In Chancellor George Osborne’s summer 2015 budget, he announced that student maintenance grants would be replaced with loans in the 2016-2017 academic year. Previously, £3,387 grants were available to students with household incomes of £25,000 or less, and increasingly lower grants were available to students whose families earned up to £42,620. Now, those grants are loans to be repaid, should those students land jobs earning over £21,000 after they graduate.
Following the announcement, critics commented on the risk that this could discourage students from lowincome families from attending university, as taking the full loan package on top of university fees would now come to £59,800 over three years (the average length of course in an English university). This is a serious concern for those universities with a reputation for high living costs or antagonism towards part-time jobs.
First year Tom Oliver highlighted an additional issue, saying, “The UK has a shortage in many skilled professions such as doctors, nurses, scientists and engineers. Making university less accessible can only widen the gap in skills this country has. It can only make matters worse for the NHS, [which is] already having to employ more and more doctors and nurses from overseas.”
Mr Oliver’s quote highlights the fear that the new budget may decrease the numbers of prospective students applying to university. The importance of encouraging low-income students was recognised by the introduction of the maintenance grant, which “greatly improved the prospects for economically disadvantaged students in the past. Taking away this support line will revert this progress and make the student body more homogenous,” Mr Oliver added.
One defence used against critics of the change is that the maintenance loan is structured so that recipients of the maintenance loan do not pay anything back until they earn above £21,000. At that point, money is automatically taken from the student’s wages as a percentage of earnings above £21,000, similar to taxes. Therefore low-income students do not need to pay back the maintenance loan at all, should they not land a job which pays £21,000 or above, after graduation.
In a town such as St Andrews, these developments provide both opportunities and drawbacks. With the loan now being repaid (unlike the grant), the size of the loan offered has been increased beyond what was offered by the maintenance grant, and this could help with the high price of housing costs.

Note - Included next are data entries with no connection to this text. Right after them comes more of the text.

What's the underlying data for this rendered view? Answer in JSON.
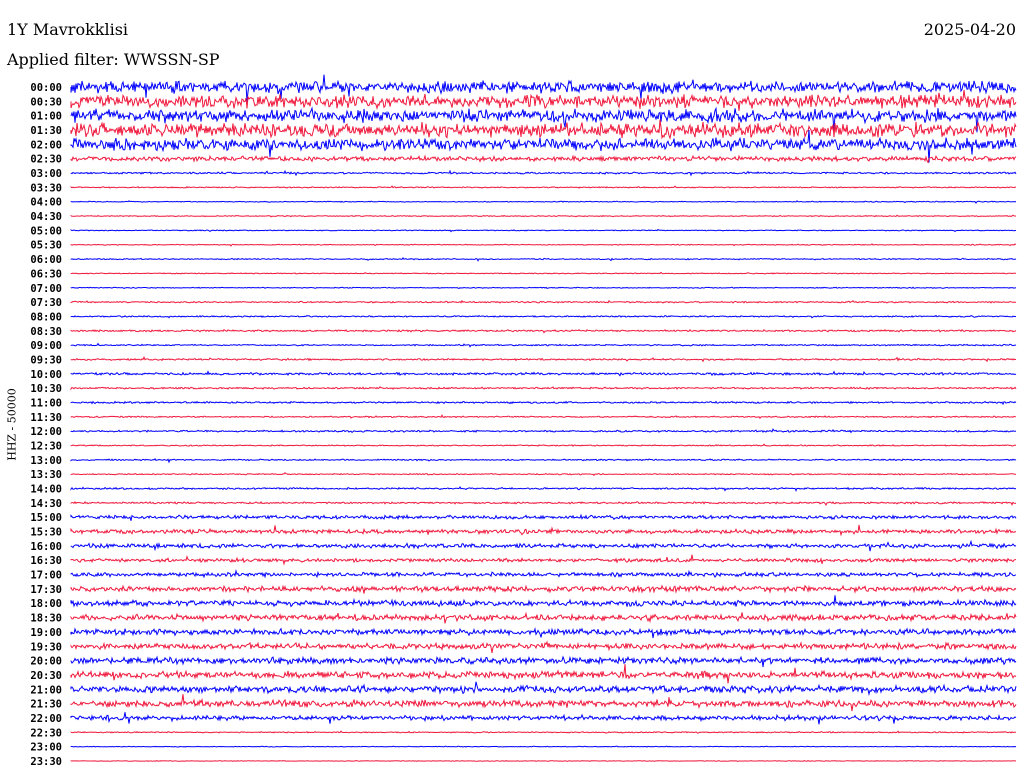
{
  "header": {
    "station": "1Y Mavrokklisi",
    "filter": "Applied filter: WWSSN-SP",
    "date": "2025-04-20"
  },
  "chart_data": {
    "type": "line",
    "title": "1Y Mavrokklisi",
    "ylabel": "HHZ - 50000",
    "xlabel": "",
    "series_colors": [
      "#0000ff",
      "#f0183c"
    ],
    "tick_labels": [
      "00:00",
      "00:30",
      "01:00",
      "01:30",
      "02:00",
      "02:30",
      "03:00",
      "03:30",
      "04:00",
      "04:30",
      "05:00",
      "05:30",
      "06:00",
      "06:30",
      "07:00",
      "07:30",
      "08:00",
      "08:30",
      "09:00",
      "09:30",
      "10:00",
      "10:30",
      "11:00",
      "11:30",
      "12:00",
      "12:30",
      "13:00",
      "13:30",
      "14:00",
      "14:30",
      "15:00",
      "15:30",
      "16:00",
      "16:30",
      "17:00",
      "17:30",
      "18:00",
      "18:30",
      "19:00",
      "19:30",
      "20:00",
      "20:30",
      "21:00",
      "21:30",
      "22:00",
      "22:30",
      "23:00",
      "23:30"
    ],
    "relative_noise_level": [
      10,
      11,
      11,
      12,
      10,
      4,
      1.5,
      1,
      0.8,
      0.8,
      0.8,
      0.8,
      1,
      0.8,
      0.8,
      1.2,
      1.2,
      1.5,
      1.2,
      1.5,
      2,
      1.5,
      1.5,
      1.2,
      1.5,
      1,
      1.2,
      1,
      1.5,
      1.5,
      3,
      3.5,
      3.5,
      3,
      3.5,
      4.5,
      5,
      5,
      5,
      5,
      5.5,
      6,
      6,
      6,
      4,
      1,
      0.6,
      0.5
    ]
  }
}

Previously, the maximum grant offered was £3,387, but this has now been replaced with a loan capped at £8,200. Living costs in St Andrews are amongst the highest in the country, and the previous maintenance grant could barely cover this. The increased loan can provide more help, at the risk of potentially more debt.
Is this a determining factor for many low-income students, however? The prospect of never paying off debt must surely be a terrifying and critical factor in determining whether students attend university.
Despite the role of debt as a discouraging factor, the BBC reported that in 2014 the number of students from low-income backgrounds did not change after the introduction of £9,000 per year fees in the 2012-2013 school year. This demonstrates that more debt has not actually discouraged low-income students from attending university, yet many of them have no choice. Significant debt is the only route to a university education for all of us. The quantity of debt just from tuition fees taken on by university students in England has risen from nothing in 1997 to £1,000 in 1998, £3,000 in 2004, to £9,000 in 2012. With this new legislation, the potential for debt has increased once again.
Yet loans are not the only financial option available to students. In the 2013-2014 academic year, a tranche of money set aside under the access agreement was given to low-income and other poorly represented students in the form of bursaries, fee waivers and scholarships. 88% of the £435.7 million used in these bursaries went to students whose household income was under £25,000. Additionally, while this is not a perfect solution, there are also part-time jobs available. In 2014, The Guardian reported that 45% of students had a part-time job, a practical solution to earning some extra income whilst at university.
Whether saddling low-income students with more post-university debt will discourage them from applying to university is left to be seen, but the omens are not good. Attending university is an immense force for socioeconomic change, and in a state which seeks to improve the economic status of its people, any barriers to education should be of concern.
Another blow could come in the form of tying university fees to inflation, which could further increase debt. As more debt piles up, this may precipitate major problems for society, and discourage low-income students from attending university at all.
For now, we shall have to wait and see whether those fears materialise.